Il utilise alors pour la première fois le terme de PGD toujours dans un arrêt du conseil
d’état d’octobre 1945, arrêt Aramu et autres. Les PGD sont alors reconnus de manière
explicite et formellement intégrés à la légalité.
En ce sens, le juge a donc un pouvoir de création puisque les PGD résultent d’une
véritable volonté du juge de contrôler d’autant plus étroitement l’administration et
protéger les administrés.
Il va en effet continuer de les protéger en créant ces PGD fondés sur des notions
fondamentales comme l’égalité dans l’arrêt Denoyez et Chorques de mai 1974, ou
encore la sécurité juridique dans l’arrêt de mars 2006 KPMG et autres.
En ce sens on peut parle d’un pouvoir normatif du juge, d’autres contesteraient cette
idée en soulevant que le juge ne crée par de norme puisqu’il reprend des principes
existant dans d’autres textes et que la création de la norme ne vient pas de la norme en
elle-même mais du statut qui lui est désormais conféré.

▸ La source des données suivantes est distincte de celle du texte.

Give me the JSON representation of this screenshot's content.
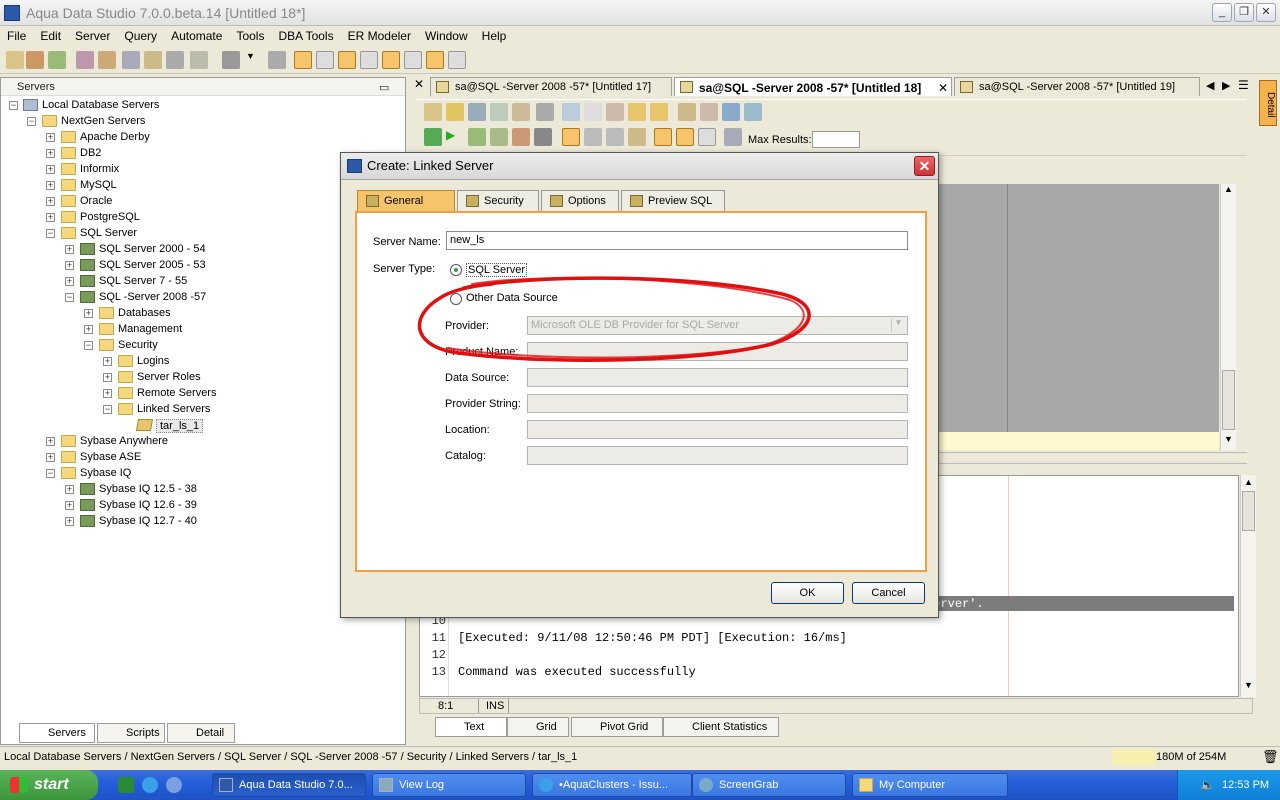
{
  "window": {
    "title": "Aqua Data Studio 7.0.0.beta.14 [Untitled 18*]"
  },
  "menu": [
    "File",
    "Edit",
    "Server",
    "Query",
    "Automate",
    "Tools",
    "DBA Tools",
    "ER Modeler",
    "Window",
    "Help"
  ],
  "servers_panel": {
    "title": "Servers",
    "tree": [
      {
        "label": "Local Database Servers",
        "level": 0,
        "icon": "computer-icon"
      },
      {
        "label": "NextGen Servers",
        "level": 1,
        "icon": "folder-icon"
      },
      {
        "label": "Apache Derby",
        "level": 2,
        "icon": "folder-icon"
      },
      {
        "label": "DB2",
        "level": 2,
        "icon": "folder-icon"
      },
      {
        "label": "Informix",
        "level": 2,
        "icon": "folder-icon"
      },
      {
        "label": "MySQL",
        "level": 2,
        "icon": "folder-icon"
      },
      {
        "label": "Oracle",
        "level": 2,
        "icon": "folder-icon"
      },
      {
        "label": "PostgreSQL",
        "level": 2,
        "icon": "folder-icon"
      },
      {
        "label": "SQL Server",
        "level": 2,
        "icon": "folder-icon"
      },
      {
        "label": "SQL Server 2000 - 54",
        "level": 3,
        "icon": "db-server-icon"
      },
      {
        "label": "SQL Server 2005 - 53",
        "level": 3,
        "icon": "db-server-icon"
      },
      {
        "label": "SQL Server 7 - 55",
        "level": 3,
        "icon": "db-server-icon"
      },
      {
        "label": "SQL -Server 2008 -57",
        "level": 3,
        "icon": "db-server-icon"
      },
      {
        "label": "Databases",
        "level": 4,
        "icon": "folder-icon"
      },
      {
        "label": "Management",
        "level": 4,
        "icon": "folder-icon"
      },
      {
        "label": "Security",
        "level": 4,
        "icon": "folder-icon"
      },
      {
        "label": "Logins",
        "level": 5,
        "icon": "folder-icon"
      },
      {
        "label": "Server Roles",
        "level": 5,
        "icon": "folder-icon"
      },
      {
        "label": "Remote Servers",
        "level": 5,
        "icon": "folder-icon"
      },
      {
        "label": "Linked Servers",
        "level": 5,
        "icon": "folder-icon"
      },
      {
        "label": "tar_ls_1",
        "level": 6,
        "icon": "linked-server-icon"
      },
      {
        "label": "Sybase Anywhere",
        "level": 2,
        "icon": "folder-icon"
      },
      {
        "label": "Sybase ASE",
        "level": 2,
        "icon": "folder-icon"
      },
      {
        "label": "Sybase IQ",
        "level": 2,
        "icon": "folder-icon"
      },
      {
        "label": "Sybase IQ 12.5 - 38",
        "level": 3,
        "icon": "db-server-icon"
      },
      {
        "label": "Sybase IQ 12.6 - 39",
        "level": 3,
        "icon": "db-server-icon"
      },
      {
        "label": "Sybase IQ 12.7 - 40",
        "level": 3,
        "icon": "db-server-icon"
      }
    ],
    "bottom_tabs": [
      "Servers",
      "Scripts",
      "Detail"
    ]
  },
  "doc_tabs": [
    "sa@SQL -Server 2008 -57* [Untitled 17]",
    "sa@SQL -Server 2008 -57* [Untitled 18]",
    "sa@SQL -Server 2008 -57* [Untitled 19]"
  ],
  "query_toolbar": {
    "max_results_label": "Max Results:"
  },
  "results": {
    "lines": [
      {
        "num": "9",
        "text": "You cannot specify a provider or any properties for product 'SQL Server'."
      },
      {
        "num": "10",
        "text": ""
      },
      {
        "num": "11",
        "text": "[Executed: 9/11/08 12:50:46 PM PDT] [Execution: 16/ms]"
      },
      {
        "num": "12",
        "text": ""
      },
      {
        "num": "13",
        "text": "Command was executed successfully"
      }
    ],
    "cursor": "8:1",
    "mode": "INS",
    "tabs": [
      "Text",
      "Grid",
      "Pivot Grid",
      "Client Statistics"
    ]
  },
  "detail_tab": "Detail",
  "status": {
    "path": "Local Database Servers / NextGen Servers / SQL Server / SQL -Server 2008 -57 / Security / Linked Servers / tar_ls_1",
    "memory": "180M of 254M"
  },
  "dialog": {
    "title": "Create: Linked Server",
    "tabs": [
      "General",
      "Security",
      "Options",
      "Preview SQL"
    ],
    "server_name_label": "Server Name:",
    "server_name_value": "new_ls",
    "server_type_label": "Server Type:",
    "radio_sql_server": "SQL Server",
    "radio_other": "Other Data Source",
    "provider_label": "Provider:",
    "provider_value": "Microsoft OLE DB Provider for SQL Server",
    "product_name_label": "Product Name:",
    "data_source_label": "Data Source:",
    "provider_string_label": "Provider String:",
    "location_label": "Location:",
    "catalog_label": "Catalog:",
    "ok": "OK",
    "cancel": "Cancel"
  },
  "taskbar": {
    "start": "start",
    "items": [
      "Aqua Data Studio 7.0...",
      "View Log",
      "•AquaClusters - Issu...",
      "ScreenGrab",
      "My Computer"
    ],
    "clock": "12:53 PM"
  }
}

Dans l’arrêt Koné de 1996, le conseil d’état, saisi d’un recours dirigé contre le décret
d’extradition de M. Koné, a consacré le principe selon lequel la France doit refuser
l’extradition d’un étranger lorsqu’elle lui est demandé dans un but politique. Le CE
consacre la valeur de PFRLR de la règle posée par la loi de 1927. Ainsi il ne crée pas
une norme mais donne une valeur de PFRLR au principe posée par la loi de 1927. En
reprenant ce principe et en lui conférant une valeur constitutionnel puisque les PFRLR
font partie intégrante du bloc de constitutionnalité, on peut se demander si le conseil
d’état n’étend pas son pouvoir d’interprétation des normes au-delà de ce que permet la
conception de la séparation des pouvoirs en France.
Il est donc certain que le juge intervient au-delà de sa compétence posé par les normes
et principes qui régissent la France, mais la question de savoir si le juge est créateur
de norme repose dans la conception même de la création de la norme à savoir s’il crée
une norme à partir d’un texte dont il reprend les principes d’une norme déjà existante
et qu’il leur confère une valeur plus importante lorsqu’elles deviennent des PGD, c’est
l’hypothèse de l’arrêt Koné, mais de bien d’autres encore.

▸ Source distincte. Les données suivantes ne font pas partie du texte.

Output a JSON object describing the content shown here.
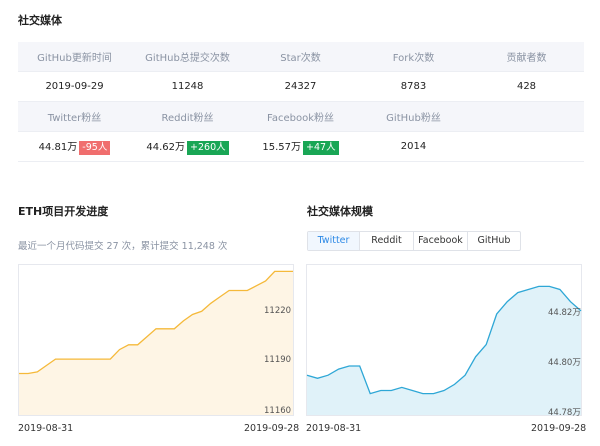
{
  "social_section": {
    "title": "社交媒体",
    "headers_row1": [
      "GitHub更新时间",
      "GitHub总提交次数",
      "Star次数",
      "Fork次数",
      "贡献者数"
    ],
    "values_row1": [
      "2019-09-29",
      "11248",
      "24327",
      "8783",
      "428"
    ],
    "headers_row2": [
      "Twitter粉丝",
      "Reddit粉丝",
      "Facebook粉丝",
      "GitHub粉丝"
    ],
    "values_row2": [
      {
        "value": "44.81万",
        "change": "-95人",
        "dir": "down"
      },
      {
        "value": "44.62万",
        "change": "+260人",
        "dir": "up"
      },
      {
        "value": "15.57万",
        "change": "+47人",
        "dir": "up"
      },
      {
        "value": "2014",
        "change": "",
        "dir": ""
      }
    ],
    "colors": {
      "down": "#f06e6e",
      "up": "#19a655"
    }
  },
  "dev_section": {
    "title": "ETH项目开发进度",
    "description": "最近一个月代码提交 27 次，累计提交 11,248 次"
  },
  "media_section": {
    "title": "社交媒体规模",
    "tabs": [
      "Twitter",
      "Reddit",
      "Facebook",
      "GitHub"
    ],
    "active_tab": "Twitter"
  },
  "chart_data": [
    {
      "type": "area",
      "color": "#f5b93a",
      "fill": "#fdf1dc",
      "y_ticks": [
        "11220",
        "11190",
        "11160"
      ],
      "y_tick_values": [
        11220,
        11190,
        11160
      ],
      "ylim": [
        11158,
        11252
      ],
      "x_labels": [
        "2019-08-31",
        "2019-09-28"
      ],
      "values": [
        11184,
        11184,
        11185,
        11189,
        11193,
        11193,
        11193,
        11193,
        11193,
        11193,
        11193,
        11199,
        11202,
        11202,
        11207,
        11212,
        11212,
        11212,
        11217,
        11221,
        11223,
        11228,
        11232,
        11236,
        11236,
        11236,
        11239,
        11242,
        11248,
        11248,
        11248
      ]
    },
    {
      "type": "area",
      "color": "#2ea7d6",
      "fill": "#d6edf7",
      "y_ticks": [
        "44.82万",
        "44.80万",
        "44.78万"
      ],
      "y_tick_values": [
        44.82,
        44.8,
        44.78
      ],
      "ylim": [
        44.777,
        44.826
      ],
      "x_labels": [
        "2019-08-31",
        "2019-09-28"
      ],
      "values": [
        44.79,
        44.789,
        44.79,
        44.792,
        44.793,
        44.793,
        44.784,
        44.785,
        44.785,
        44.786,
        44.785,
        44.784,
        44.784,
        44.785,
        44.787,
        44.79,
        44.796,
        44.8,
        44.81,
        44.814,
        44.817,
        44.818,
        44.819,
        44.819,
        44.818,
        44.814,
        44.811
      ]
    }
  ]
}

Ou bien si l’on considère que le juge crée un PGD dont le principe n’est issu d’aucun
texte. Ainsi l’arrêt Blanco de 1873 est une véritable innovation jurisprudentielle, en ce
sens le juge crée véritablement un PGD.
Cela n’empêche pas la doctrine d’être partagé, toujours est-il que l’influence des juges
tend incontestablement à être de plus en plus importante se pose alors le problème de
la sécurité juridique ainsi que la question de la légitimité.
Cependant, admettre que le juge ait un pouvoir de création conduirait à une instabilité
juridique et à une contradiction avec les normes et principes Français. En effet, les
normes n’émanerait pas du pouvoir législatif et contredirait donc la compétence même
du pouvoir législatif, mais surtout se poserait la question de la légitime. Les juges ne
sont pas élus, en ce sens il ne représentent pas l’expression de la volonté des citoyens.
Portalis pose d’ailleurs très clairement cette limite au pouvoir du juge « un juge est
associé à l’esprit de législation, mais il ne saurait partager le pouvoir législatif ».
En France il n’est donc pas de la compétence du juge de créer des normes.
De plus se pose une limite intrinsèque, le juge a bien entendu pour rôle de protéger la
loi, il ne faut donc pas lui même qu’il viole la loi ou qu’il la détourne.